Malgré le soutien initialement apporté par les législateurs de l’État, le projet de loi a été rejeté catégoriquement après que toutes les principales associations et syndicats agricoles de l’État aient fait pression, craignant de donner trop de pouvoir à l’exécutif de l’État et s’inquiétant que cet effort ne déclenche une animosité raciale à l’égard des Américains d’origine chinoise et des immigrés.
Les États cherchent à repousser l’influence du PCC
Le Dakota du Sud n’est pas seul. Le rapport de l’AFPI fait état de luttes juridiques en cours dans 23 États, de l’Arizona à la Virginie, totalisant 53 projets de loi distincts.
Selon M. Savit, dans plus d’une douzaine d’autres États, il existe déjà des lois qui pourraient être utilisées pour empêcher l’acquisition de terres américaines par la Chine, mais qui ne sont jamais appliquées.
La législation qui se développe à travers le pays est aussi variée que les États qui la suscitent, et comprend des efforts pour interdire les investissements d’entités liées au PCC. Ainsi, l’Iowa interdit les achats de terres à des nations revanchardes comme la Corée du Nord et l’Iran pour la Géorgie, au Texas, existe une interdiction générale de tous les achats de terres par des étrangers, mais qui a été récemment modifiée pour ne s’appliquer qu’aux entités liées à un État.
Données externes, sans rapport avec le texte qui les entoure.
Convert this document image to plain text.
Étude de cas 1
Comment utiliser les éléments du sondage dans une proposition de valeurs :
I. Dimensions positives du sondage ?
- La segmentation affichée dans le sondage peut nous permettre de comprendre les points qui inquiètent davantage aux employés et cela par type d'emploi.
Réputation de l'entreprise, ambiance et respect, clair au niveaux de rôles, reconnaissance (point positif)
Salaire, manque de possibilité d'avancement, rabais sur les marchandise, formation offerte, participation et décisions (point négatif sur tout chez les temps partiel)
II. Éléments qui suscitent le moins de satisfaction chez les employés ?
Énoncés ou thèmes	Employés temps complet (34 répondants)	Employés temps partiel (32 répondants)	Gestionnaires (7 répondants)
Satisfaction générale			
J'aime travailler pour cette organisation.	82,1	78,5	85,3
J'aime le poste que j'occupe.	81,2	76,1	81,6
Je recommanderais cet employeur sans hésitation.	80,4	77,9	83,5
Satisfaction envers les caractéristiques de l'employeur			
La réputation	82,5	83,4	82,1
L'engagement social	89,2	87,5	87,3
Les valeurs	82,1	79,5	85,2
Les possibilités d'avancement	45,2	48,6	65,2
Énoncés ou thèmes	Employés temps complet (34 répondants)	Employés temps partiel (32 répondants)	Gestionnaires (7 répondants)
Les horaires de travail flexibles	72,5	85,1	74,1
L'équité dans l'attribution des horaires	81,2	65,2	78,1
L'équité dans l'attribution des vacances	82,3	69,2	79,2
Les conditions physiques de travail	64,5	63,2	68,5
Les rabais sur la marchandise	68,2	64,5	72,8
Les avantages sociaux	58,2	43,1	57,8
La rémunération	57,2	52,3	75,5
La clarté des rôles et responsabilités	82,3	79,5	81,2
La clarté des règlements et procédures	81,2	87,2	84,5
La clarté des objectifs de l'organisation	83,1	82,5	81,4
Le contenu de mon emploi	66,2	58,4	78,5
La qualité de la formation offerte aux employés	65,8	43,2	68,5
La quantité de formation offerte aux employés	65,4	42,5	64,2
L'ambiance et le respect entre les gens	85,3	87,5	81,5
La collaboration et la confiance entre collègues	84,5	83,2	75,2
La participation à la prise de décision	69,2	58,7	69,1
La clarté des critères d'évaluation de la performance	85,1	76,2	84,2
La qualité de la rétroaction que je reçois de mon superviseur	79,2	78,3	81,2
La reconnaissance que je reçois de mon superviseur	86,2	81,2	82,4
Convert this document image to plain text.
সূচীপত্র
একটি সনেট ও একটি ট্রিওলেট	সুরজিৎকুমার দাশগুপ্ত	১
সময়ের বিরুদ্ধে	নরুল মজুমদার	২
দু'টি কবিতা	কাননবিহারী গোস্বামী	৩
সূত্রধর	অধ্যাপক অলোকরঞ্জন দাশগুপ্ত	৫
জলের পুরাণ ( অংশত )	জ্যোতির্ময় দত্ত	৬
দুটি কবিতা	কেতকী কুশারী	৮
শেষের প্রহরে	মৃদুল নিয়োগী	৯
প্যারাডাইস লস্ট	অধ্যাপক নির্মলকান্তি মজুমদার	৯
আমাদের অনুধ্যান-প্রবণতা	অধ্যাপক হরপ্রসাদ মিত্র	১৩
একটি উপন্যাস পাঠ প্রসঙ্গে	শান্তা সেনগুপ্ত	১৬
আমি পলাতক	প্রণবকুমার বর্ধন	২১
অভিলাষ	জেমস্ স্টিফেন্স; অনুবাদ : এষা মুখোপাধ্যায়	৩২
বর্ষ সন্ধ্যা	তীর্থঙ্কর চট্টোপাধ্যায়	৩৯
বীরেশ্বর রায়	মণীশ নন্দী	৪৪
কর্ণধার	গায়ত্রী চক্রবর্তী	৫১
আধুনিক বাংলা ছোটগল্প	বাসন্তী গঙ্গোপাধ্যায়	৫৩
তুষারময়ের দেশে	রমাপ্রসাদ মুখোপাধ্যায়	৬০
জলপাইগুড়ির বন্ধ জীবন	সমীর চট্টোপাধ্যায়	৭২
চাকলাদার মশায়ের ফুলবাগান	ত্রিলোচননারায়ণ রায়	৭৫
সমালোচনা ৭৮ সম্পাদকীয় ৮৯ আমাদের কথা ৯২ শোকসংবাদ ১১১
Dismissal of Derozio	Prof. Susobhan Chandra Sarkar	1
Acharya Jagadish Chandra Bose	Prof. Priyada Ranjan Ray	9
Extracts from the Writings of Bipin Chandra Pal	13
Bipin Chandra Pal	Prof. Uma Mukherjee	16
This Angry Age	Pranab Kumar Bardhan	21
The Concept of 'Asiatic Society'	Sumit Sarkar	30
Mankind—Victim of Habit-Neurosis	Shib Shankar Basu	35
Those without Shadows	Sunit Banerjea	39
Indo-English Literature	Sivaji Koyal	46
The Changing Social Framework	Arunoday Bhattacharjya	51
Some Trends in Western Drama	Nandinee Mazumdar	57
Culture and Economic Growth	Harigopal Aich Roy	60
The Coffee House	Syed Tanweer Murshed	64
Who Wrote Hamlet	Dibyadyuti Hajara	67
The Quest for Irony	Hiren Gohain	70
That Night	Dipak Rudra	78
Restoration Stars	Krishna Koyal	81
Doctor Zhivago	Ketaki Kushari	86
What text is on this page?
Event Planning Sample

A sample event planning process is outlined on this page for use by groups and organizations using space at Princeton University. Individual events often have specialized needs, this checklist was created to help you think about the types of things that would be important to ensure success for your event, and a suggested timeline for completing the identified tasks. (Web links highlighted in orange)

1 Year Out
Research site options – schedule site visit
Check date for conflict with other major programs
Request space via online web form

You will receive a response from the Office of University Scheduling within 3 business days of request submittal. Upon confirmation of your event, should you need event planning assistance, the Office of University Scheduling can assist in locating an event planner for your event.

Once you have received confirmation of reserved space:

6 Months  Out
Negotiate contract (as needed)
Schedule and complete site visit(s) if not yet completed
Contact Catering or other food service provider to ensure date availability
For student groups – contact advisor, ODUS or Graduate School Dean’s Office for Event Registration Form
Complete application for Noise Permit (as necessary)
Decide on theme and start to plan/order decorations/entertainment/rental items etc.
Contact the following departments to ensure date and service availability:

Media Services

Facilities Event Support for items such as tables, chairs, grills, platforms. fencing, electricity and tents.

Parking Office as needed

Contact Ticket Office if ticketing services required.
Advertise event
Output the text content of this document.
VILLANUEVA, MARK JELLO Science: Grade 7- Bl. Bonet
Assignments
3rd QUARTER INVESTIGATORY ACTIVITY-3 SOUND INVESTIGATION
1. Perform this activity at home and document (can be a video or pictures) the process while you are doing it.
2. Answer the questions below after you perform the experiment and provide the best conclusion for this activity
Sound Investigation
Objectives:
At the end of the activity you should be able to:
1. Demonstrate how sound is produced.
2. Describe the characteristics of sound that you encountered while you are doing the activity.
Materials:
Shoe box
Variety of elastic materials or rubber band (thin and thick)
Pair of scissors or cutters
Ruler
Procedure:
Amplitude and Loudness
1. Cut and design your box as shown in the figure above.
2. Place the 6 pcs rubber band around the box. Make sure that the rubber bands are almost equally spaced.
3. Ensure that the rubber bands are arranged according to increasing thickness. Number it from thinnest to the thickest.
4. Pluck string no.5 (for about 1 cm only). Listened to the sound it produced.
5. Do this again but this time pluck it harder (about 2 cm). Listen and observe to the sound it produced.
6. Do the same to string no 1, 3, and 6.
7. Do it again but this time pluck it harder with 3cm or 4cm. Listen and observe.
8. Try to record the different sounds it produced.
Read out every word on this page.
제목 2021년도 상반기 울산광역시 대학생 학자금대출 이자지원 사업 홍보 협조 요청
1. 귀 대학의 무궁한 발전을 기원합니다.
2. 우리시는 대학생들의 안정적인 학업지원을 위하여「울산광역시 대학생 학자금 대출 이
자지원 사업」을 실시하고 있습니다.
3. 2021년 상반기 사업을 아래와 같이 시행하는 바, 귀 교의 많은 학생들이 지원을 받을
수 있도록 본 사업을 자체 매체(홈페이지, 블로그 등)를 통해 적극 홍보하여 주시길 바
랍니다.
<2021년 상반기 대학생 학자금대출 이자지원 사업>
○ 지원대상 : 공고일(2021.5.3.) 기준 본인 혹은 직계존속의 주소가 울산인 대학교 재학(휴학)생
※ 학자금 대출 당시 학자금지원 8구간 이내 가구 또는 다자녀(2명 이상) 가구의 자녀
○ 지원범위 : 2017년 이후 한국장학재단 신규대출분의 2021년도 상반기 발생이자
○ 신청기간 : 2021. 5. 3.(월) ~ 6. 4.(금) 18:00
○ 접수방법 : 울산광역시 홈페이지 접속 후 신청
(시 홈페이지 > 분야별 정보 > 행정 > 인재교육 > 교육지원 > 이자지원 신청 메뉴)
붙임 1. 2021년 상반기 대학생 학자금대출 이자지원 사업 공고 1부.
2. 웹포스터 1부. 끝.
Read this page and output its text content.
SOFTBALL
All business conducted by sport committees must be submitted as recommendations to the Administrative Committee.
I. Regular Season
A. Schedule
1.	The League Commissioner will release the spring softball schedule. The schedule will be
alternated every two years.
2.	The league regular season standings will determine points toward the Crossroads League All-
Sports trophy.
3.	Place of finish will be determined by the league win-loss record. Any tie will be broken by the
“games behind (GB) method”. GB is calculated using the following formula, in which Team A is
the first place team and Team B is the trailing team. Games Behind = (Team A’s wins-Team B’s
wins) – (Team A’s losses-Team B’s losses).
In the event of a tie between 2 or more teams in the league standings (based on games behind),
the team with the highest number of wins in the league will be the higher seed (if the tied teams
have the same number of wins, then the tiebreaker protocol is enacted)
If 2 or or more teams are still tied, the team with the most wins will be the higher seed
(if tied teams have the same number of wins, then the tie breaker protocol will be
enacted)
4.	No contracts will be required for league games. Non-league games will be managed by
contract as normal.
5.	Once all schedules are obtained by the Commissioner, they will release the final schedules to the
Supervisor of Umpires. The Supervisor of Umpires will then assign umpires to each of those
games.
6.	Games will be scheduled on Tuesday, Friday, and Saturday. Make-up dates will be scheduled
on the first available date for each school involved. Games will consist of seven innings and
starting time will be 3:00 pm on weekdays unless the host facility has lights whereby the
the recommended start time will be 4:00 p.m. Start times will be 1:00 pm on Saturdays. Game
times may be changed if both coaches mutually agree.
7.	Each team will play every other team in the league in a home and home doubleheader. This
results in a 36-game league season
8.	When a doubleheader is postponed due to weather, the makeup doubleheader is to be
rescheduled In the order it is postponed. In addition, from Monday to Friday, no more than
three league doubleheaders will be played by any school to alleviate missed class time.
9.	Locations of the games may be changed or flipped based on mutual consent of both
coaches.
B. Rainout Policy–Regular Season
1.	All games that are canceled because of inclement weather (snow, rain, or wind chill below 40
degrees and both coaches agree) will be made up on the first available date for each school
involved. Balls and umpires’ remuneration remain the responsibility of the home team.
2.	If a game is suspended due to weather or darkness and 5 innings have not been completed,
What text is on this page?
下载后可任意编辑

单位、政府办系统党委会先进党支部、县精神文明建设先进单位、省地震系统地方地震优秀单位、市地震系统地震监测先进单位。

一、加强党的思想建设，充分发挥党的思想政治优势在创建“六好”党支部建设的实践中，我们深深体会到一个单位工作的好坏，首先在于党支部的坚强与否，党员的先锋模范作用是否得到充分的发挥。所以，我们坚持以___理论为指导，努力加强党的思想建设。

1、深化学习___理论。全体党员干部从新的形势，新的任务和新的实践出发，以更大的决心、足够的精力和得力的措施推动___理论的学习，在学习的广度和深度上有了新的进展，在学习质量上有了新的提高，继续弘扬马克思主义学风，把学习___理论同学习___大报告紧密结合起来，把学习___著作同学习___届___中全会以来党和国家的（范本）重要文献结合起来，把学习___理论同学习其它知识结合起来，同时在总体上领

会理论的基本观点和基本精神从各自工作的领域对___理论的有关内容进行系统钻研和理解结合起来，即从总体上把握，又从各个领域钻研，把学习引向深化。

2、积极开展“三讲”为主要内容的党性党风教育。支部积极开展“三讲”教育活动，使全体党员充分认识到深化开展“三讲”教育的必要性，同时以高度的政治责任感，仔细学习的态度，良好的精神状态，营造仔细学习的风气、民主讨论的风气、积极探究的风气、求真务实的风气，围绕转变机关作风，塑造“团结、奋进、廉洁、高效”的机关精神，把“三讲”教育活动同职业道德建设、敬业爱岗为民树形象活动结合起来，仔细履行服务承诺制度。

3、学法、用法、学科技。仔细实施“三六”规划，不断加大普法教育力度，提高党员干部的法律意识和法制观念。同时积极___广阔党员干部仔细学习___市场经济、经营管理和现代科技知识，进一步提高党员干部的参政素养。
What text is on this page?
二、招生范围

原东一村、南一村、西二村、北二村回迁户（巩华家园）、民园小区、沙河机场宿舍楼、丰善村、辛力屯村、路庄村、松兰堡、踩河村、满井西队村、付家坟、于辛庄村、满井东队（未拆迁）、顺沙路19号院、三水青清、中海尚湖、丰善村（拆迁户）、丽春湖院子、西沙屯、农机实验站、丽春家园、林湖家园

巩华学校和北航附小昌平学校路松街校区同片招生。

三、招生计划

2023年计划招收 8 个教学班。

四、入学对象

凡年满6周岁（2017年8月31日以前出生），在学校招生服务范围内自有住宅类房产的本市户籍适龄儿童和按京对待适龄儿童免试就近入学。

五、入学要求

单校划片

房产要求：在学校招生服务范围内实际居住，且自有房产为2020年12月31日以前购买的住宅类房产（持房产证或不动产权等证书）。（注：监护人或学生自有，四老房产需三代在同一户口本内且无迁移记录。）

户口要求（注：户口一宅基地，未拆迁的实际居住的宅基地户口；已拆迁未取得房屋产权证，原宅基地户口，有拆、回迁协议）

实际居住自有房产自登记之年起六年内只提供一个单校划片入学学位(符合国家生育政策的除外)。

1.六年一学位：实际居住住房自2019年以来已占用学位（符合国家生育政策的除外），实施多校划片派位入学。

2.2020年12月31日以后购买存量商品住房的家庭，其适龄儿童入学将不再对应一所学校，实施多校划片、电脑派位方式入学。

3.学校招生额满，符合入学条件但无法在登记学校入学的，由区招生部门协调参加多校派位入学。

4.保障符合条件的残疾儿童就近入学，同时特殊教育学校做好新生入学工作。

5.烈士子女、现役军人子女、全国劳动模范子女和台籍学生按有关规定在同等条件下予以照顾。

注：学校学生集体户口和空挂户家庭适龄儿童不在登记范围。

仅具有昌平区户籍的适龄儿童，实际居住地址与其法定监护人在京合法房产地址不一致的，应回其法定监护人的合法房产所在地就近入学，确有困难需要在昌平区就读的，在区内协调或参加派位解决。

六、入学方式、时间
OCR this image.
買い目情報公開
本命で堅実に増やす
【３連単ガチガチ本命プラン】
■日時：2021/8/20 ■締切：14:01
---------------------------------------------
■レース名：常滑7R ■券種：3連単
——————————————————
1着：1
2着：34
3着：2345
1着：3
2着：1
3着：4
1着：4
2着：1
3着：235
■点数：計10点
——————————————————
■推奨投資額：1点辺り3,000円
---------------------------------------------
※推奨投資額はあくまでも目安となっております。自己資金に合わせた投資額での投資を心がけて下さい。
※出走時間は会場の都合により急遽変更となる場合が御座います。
M. Savit estime qu’ « il n’y a pas de méthode infaillible » pour empêcher le régime du PCC de mettre la main sur des terres américaines, mais il salue les efforts variés déployés par les États pour résoudre le problème à leur manière.
« Il n’y a pas de solution parfaite, car chaque État a ses propres préoccupations », déclare M. Savit. « Chaque État a des lois différentes. Chaque État a des secteurs agricoles différents. Ce sont toutes des approches expérimentales. »
« Il n’y a pas de réponse unique. Il s’agit d’un défi permanent. »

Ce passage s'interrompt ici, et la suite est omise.